Tightly-coupled collaborative human-robot teams
Project lead: Monica Nicolescu
Summary: The goal of this project is to investigate the development of control architectures that enable robots to perform complex tasks in tight collaboration with human teammates. In collaborative domains, in addition to being capable of performing a wide range of tasks, a successful robot team member should take actions that are supportive of and that enhance collaborations. Prior research has investigated the problem of coordinating human-robot teamwork in the context of loosely coupled tasks. However, in practical applications, such as construction, household, assistive domains, a wide range of tasks require a tightly-coupled coordination of teammates. This poses significant challenges related to synchronization of the agents' actions as well as the actual task execution, as teammates need to adjust their actions to each other. The problem of coordinated task execution has been widely addressed in the context of teams consisting only of robot systems. While coordination in a multi-robot system can be achieved through direct messaging across the team, the communication between robots and human teammates has to account for the differences in representations and communication that exist between. In addition, current bidextrous humanoid robotic platforms such as Baxter and PR2, enable the development of multitasking capabilities, in which the robots may concurrently use their two arms as well as the mobile base (when applicable). In the context of tightly-coupled interactions, enabling a robot to multitask raises challenges related to autonomous allocation and coordination of a robot's own actuators in order to avoid conflicting actions. If the robot is working alongside a human teammate, the coordination and synchronization problems become even more complex as they require the ability to perceive/classify the human's actions as well as having an awareness of the task progress and pace. To address the above challenges, this project will investigate the development of robot coordination skills necessary for effective participation in teamwork in tightly-coupled domains.

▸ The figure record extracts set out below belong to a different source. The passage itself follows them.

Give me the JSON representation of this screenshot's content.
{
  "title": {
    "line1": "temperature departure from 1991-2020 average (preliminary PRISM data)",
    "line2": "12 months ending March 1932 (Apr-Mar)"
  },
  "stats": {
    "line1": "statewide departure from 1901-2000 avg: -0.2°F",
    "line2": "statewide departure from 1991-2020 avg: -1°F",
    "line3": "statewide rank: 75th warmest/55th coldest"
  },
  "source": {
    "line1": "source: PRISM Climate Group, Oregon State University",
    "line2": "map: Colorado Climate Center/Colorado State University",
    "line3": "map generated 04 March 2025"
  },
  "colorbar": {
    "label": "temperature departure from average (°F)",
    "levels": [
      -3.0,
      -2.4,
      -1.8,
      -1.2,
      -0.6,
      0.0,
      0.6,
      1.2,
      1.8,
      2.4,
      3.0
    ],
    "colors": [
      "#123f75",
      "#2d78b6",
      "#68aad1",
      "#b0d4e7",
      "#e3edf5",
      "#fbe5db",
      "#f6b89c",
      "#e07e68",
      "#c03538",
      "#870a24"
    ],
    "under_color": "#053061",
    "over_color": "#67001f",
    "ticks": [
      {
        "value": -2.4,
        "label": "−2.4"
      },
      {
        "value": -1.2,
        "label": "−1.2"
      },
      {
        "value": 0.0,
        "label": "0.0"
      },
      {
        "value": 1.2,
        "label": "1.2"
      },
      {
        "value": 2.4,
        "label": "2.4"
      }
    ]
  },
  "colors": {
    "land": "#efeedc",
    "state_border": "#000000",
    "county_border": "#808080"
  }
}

In particular, we will address the following problems:
- develop single-robot multi-tasking capabilities for bidextrous (and mobile) robots
- develop perceptual skills for real-time classification of human behavior and its pace
- design architectural control mechanisms for synchronization and adaptation of behavior execution for heterogeneous human-robot systems.
Student involvement: The students will begin by studying related work that describes our supporting research, move on to writing simple controllers using our architecture, then proceed to study robot control systems already developed in our group. After this initial stage, the students will proceed with selecting a relevant aspect of multi-agent coordination from the three problem areas listed above. The newly developed capabilities will then be tested on physical robots (Baxter, PR2) performing tasks that require tightly-coupled coordination together with human teammates. This will provide the students with a solid understanding of robot control practices, as well as the challenges of real-time perception and of controlling multi-agent heterogeneous teams.